Congrats Anney! I also saw Pockets in Miami with Janet's daughter handling and he took Second under Judge Norm Patton--nice mover--you would have been happy to see the two of them show so well--the "biggies" were there--Jane, Greg, Tigger, Janice--so that's not bad at all (IMHO!)


----------



## K9-Design (Jan 18, 2009)

Linda, that is awesome! I didn't know she had Pockets entered. How many in his class? I guess he was in Open, too old for 12-18. Just got his picture from MFGRC -- SOOOO cute, I added it to k9data. 
He is a great dog, I could steal him! You should see his field work, ridiculous. He can finish in the breed ring too if she commits to it.


----------



## AmbikaGR (Dec 31, 2007)

Sorry Grandma Anney but my dad just posted a new thread in this section and you may not want to tell anyone I am related.

http://www.goldenretrieverforum.com/showthread.php?p=1008417#post1008417


----------



## rappwizard (May 27, 2009)

7 were entered and 5 showed up--I just checked my catalog, and I have Pockets marked as going RWD too--Janice was on a Deauxquest dog that finished with that win, so it was a nice one-two in a sense for Deuxquest represented dogs. Greg and Tigger were on the other dogs that were behind, along with a (non-pro) handler.

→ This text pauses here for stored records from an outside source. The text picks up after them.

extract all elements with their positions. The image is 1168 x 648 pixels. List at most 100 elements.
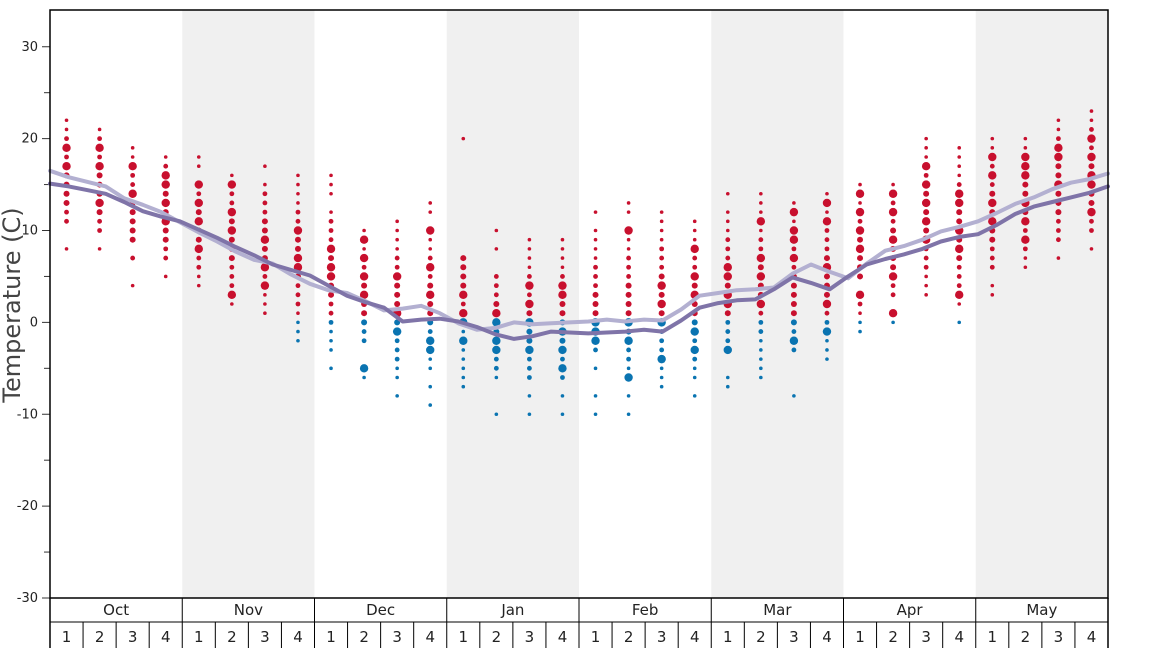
week-label: 3	[392, 628, 402, 646]
temp-dot	[1023, 256, 1028, 260]
temp-dot	[956, 264, 962, 270]
temp-dot	[394, 291, 401, 298]
temp-dot	[659, 246, 665, 252]
temp-dot	[857, 218, 863, 224]
temp-dot	[855, 244, 865, 254]
temp-dot	[923, 264, 929, 270]
temp-dot	[527, 375, 532, 380]
temp-dot	[461, 348, 466, 352]
temp-dot	[1054, 152, 1063, 162]
temp-dot	[955, 244, 964, 254]
temp-dot	[163, 155, 168, 159]
temp-dot	[163, 274, 168, 279]
temp-dot	[362, 375, 366, 380]
temp-dot	[1055, 190, 1062, 197]
temp-dot	[194, 180, 203, 189]
temp-dot	[428, 237, 433, 242]
temp-dot	[990, 146, 995, 150]
temp-dot	[725, 319, 731, 325]
temp-dot	[1022, 228, 1028, 233]
temp-dot	[461, 384, 466, 389]
temp-dot	[97, 154, 102, 160]
temp-dot	[1087, 180, 1096, 189]
temp-dot	[857, 301, 863, 307]
temp-dot	[361, 310, 368, 317]
temp-dot	[956, 182, 962, 187]
temp-dot	[725, 255, 731, 261]
temp-dot	[395, 366, 399, 371]
temp-dot	[593, 394, 598, 398]
temp-dot	[659, 264, 665, 270]
temp-dot	[858, 182, 862, 187]
temp-dot	[626, 210, 631, 214]
temp-dot	[855, 207, 865, 217]
temp-dot	[329, 173, 333, 178]
temp-dot	[790, 301, 797, 307]
temp-dot	[392, 272, 402, 281]
temp-dot	[1089, 127, 1094, 132]
temp-dot	[161, 198, 170, 208]
temp-dot	[130, 255, 136, 261]
temp-dot	[988, 217, 997, 226]
temp-dot	[759, 338, 763, 343]
temp-dot	[956, 218, 963, 225]
temp-dot	[624, 336, 633, 345]
temp-dot	[725, 375, 730, 380]
temp-dot	[293, 253, 303, 263]
y-axis-title: Temperature (C)	[0, 207, 26, 403]
temp-dot	[659, 384, 664, 389]
temp-dot	[789, 336, 799, 345]
month-shading-bands	[182, 10, 1108, 598]
temp-dot	[658, 310, 665, 317]
temp-dot	[227, 226, 237, 235]
temp-dot	[725, 219, 730, 224]
temp-dot	[824, 237, 830, 243]
temp-dot	[790, 291, 797, 298]
x-axis-months-weeks: Oct 1 2 3 4 Nov 1 2 3 4 Dec 1 2 3 4 Jan 1 2 3 4 Feb 1 2 3 4 Mar 1 2…	[49, 598, 1109, 648]
temp-dot	[558, 345, 567, 355]
temp-dot	[790, 310, 797, 317]
temp-dot	[626, 237, 631, 242]
temp-dot	[428, 357, 433, 361]
week-label: 1	[988, 628, 998, 646]
temp-dot	[329, 348, 333, 352]
temp-dot	[129, 209, 136, 216]
temp-dot	[659, 228, 664, 233]
temp-dot	[95, 198, 104, 208]
temp-dot	[890, 292, 896, 298]
shade-band-jan	[446, 10, 579, 598]
temp-dot	[626, 264, 631, 270]
temp-dot	[690, 345, 699, 355]
temp-dot	[858, 311, 862, 315]
temp-dot	[989, 236, 996, 243]
temp-dot	[691, 282, 698, 289]
temp-dot	[228, 255, 235, 262]
temp-dot	[658, 273, 665, 280]
temp-dot	[626, 274, 631, 279]
temp-dot	[260, 281, 270, 290]
temp-dot	[1088, 199, 1095, 206]
week-label: 3	[525, 628, 535, 646]
temp-dot	[890, 200, 896, 206]
temp-dot	[890, 227, 897, 234]
temp-dot	[361, 282, 368, 289]
week-label: 4	[425, 628, 435, 646]
temp-dot	[558, 281, 567, 290]
temp-dot	[196, 283, 201, 288]
temp-dot	[329, 191, 333, 196]
temp-dot	[789, 235, 799, 244]
temp-dot	[227, 207, 237, 217]
temp-dot	[63, 190, 70, 197]
temp-dot	[923, 227, 930, 234]
temp-dot	[461, 366, 466, 371]
shade-band-nov	[182, 10, 315, 598]
week-label: 1	[326, 628, 336, 646]
temp-dot	[891, 182, 895, 187]
temp-dot	[263, 311, 267, 315]
temp-dot	[493, 365, 499, 371]
temp-dot	[1089, 109, 1094, 113]
temp-dot	[395, 228, 399, 233]
temp-dot	[855, 226, 865, 235]
temp-dot	[725, 384, 730, 389]
temp-dot	[227, 180, 237, 189]
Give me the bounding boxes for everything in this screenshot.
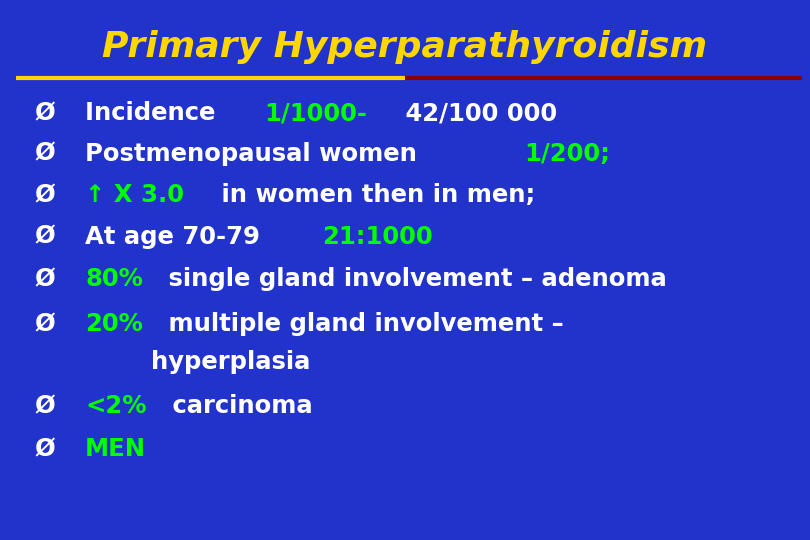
Text: Ø: Ø bbox=[34, 184, 55, 207]
Text: 1/200;: 1/200; bbox=[524, 142, 610, 166]
Text: <2%: <2% bbox=[85, 394, 147, 418]
Text: 21:1000: 21:1000 bbox=[322, 225, 433, 248]
Text: 1/1000-: 1/1000- bbox=[264, 102, 367, 125]
Text: Incidence: Incidence bbox=[85, 102, 224, 125]
Text: in women then in men;: in women then in men; bbox=[213, 184, 535, 207]
Text: Ø: Ø bbox=[34, 394, 55, 418]
Text: hyperplasia: hyperplasia bbox=[117, 350, 311, 374]
Text: Primary Hyperparathyroidism: Primary Hyperparathyroidism bbox=[102, 30, 708, 64]
Text: At age 70-79: At age 70-79 bbox=[85, 225, 268, 248]
Text: MEN: MEN bbox=[85, 437, 146, 461]
Text: Ø: Ø bbox=[34, 142, 55, 166]
Text: Ø: Ø bbox=[34, 102, 55, 125]
Text: ↑ X 3.0: ↑ X 3.0 bbox=[85, 184, 184, 207]
Text: Ø: Ø bbox=[34, 312, 55, 336]
Text: 20%: 20% bbox=[85, 312, 143, 336]
Text: Postmenopausal women: Postmenopausal women bbox=[85, 142, 425, 166]
Text: carcinoma: carcinoma bbox=[164, 394, 313, 418]
Text: Ø: Ø bbox=[34, 437, 55, 461]
Text: 42/100 000: 42/100 000 bbox=[397, 102, 557, 125]
Text: multiple gland involvement –: multiple gland involvement – bbox=[160, 312, 563, 336]
Text: 80%: 80% bbox=[85, 267, 143, 291]
Text: single gland involvement – adenoma: single gland involvement – adenoma bbox=[160, 267, 667, 291]
Text: Ø: Ø bbox=[34, 267, 55, 291]
Text: Ø: Ø bbox=[34, 225, 55, 248]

Janet and I have talked about going up together to the Treasure Coast training--I'm just worried about having Mac off lead because although she loves to retrieve, once she is off lead she has another mind that kicks in and it doesn't listen as well; it prefers telling her legs to run all over the place--I have far better luck with her being on a lead but Janet says not to sweat it, that she may be inspired by the other dogs to stay and get the ducks!


----------



## AmberSunrise (Apr 1, 2009)

Wow that is impressive !! Congratulations.


----------



## GoldenSail (Dec 30, 2008)

That is really awesome! Brag away! (Looks like Slater has a lot to live up to)


----------



## MaddieMagoo (Aug 14, 2007)

WOW WEE!!!! Nice job to Mr.Fisher's babies for making news!!!! YAYYY!!! happy dance time..right??


----------



## Loisiana (Jul 29, 2009)

I was there!! My friend that I was traveling with was in the class with them with her Boston Terrier. I didn't realize Jiffy was a Fisher son until I looked in the catalog just a little bit ago. That was the same day we got our UDX. Actually, we had high scoring golden retriever up until the end of the day when Jiffy got it!


----------